The seniors whose tax dollars built our health care system deserve to have it be there for them at a time in their lives when they need it most. The same is true with respect to their retirement income. The budget is a disgrace when it comes to its treatment of seniors. It brags about the fact that it allows seniors to work longer when in reality most seniors only continue to work because they cannot afford to retire. In Hamilton 25% of seniors live in poverty and 36% of single women over the age of 75 live in poverty, none of whom I might point out can benefit from pension splitting because they either never had or no longer have a partner or a spouse.
Announcing through the budget that seniors should now count themselves lucky because the government will allow them to be Wal-Mart greeters is hardly a strategy for allowing seniors to retire with the dignity and respect they deserve.

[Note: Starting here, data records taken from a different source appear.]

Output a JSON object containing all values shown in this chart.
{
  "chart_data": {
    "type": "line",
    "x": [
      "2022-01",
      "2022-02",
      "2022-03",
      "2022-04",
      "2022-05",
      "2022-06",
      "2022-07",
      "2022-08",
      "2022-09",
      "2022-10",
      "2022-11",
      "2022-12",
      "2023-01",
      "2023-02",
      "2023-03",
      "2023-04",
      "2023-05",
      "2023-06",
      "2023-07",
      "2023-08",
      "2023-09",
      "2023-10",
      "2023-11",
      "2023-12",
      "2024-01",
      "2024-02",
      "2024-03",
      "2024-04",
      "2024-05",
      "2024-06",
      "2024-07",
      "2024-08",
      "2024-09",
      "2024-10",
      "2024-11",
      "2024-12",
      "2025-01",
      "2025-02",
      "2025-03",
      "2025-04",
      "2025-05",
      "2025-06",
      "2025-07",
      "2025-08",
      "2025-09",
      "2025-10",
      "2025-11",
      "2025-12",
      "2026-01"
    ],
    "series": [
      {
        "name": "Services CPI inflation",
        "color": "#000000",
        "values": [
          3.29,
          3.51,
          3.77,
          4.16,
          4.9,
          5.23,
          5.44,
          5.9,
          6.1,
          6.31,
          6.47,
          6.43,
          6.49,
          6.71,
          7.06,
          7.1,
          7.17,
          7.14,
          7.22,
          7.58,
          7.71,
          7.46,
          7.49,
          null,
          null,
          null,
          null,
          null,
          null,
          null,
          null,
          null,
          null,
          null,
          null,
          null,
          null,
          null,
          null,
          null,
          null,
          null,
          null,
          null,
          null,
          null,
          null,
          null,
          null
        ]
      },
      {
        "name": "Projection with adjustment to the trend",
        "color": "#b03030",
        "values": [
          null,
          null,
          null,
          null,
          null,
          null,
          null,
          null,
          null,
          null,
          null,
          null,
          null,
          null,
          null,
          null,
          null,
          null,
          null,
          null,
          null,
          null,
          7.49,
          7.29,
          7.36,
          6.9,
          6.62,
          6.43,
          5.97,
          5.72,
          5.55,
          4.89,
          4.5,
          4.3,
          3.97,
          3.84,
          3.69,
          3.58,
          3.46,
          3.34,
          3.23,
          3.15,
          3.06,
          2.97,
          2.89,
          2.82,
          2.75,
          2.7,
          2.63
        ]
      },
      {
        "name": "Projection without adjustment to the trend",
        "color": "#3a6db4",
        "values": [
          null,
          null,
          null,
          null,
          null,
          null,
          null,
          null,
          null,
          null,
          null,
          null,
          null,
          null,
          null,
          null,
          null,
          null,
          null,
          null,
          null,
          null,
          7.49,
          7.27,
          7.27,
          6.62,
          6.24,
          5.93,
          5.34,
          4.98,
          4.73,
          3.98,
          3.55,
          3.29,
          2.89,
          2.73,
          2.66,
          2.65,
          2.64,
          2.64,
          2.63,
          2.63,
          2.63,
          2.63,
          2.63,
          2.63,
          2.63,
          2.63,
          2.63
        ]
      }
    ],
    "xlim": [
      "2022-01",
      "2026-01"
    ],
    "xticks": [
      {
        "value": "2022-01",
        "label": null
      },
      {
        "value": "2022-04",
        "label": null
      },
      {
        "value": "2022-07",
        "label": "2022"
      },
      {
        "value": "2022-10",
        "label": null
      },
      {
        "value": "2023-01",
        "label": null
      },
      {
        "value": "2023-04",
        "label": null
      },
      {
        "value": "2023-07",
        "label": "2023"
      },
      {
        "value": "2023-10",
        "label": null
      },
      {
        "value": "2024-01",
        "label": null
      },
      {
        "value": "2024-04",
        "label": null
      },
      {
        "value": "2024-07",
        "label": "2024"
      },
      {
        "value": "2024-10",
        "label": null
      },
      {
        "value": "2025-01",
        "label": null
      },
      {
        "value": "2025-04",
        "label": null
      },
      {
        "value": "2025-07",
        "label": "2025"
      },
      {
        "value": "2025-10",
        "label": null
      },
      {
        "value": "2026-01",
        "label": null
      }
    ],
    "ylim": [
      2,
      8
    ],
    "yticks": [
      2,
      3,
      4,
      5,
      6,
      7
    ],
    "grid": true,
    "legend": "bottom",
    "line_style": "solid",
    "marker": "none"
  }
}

Seniors had hoped for increases to the OAS and GIS. They had hoped that the tax rate for the lowest income bracket would be dropped from 15.5% to 15%, where it was before the budget of the Conservatives of last year. They had hoped for new affordable housing and expanded public transit. They had hoped to reimbursed for all the full amount that the government shortchanged them as a result of Statistic Canada's mistake in calculating the consumer price index. None of these things were delivered in the budget.
By definition, seniors cannot wait forever. For a government that supported my seniors charter in June last year, it has shown itself contemptuous of both the will of the House and the very real needs of seniors.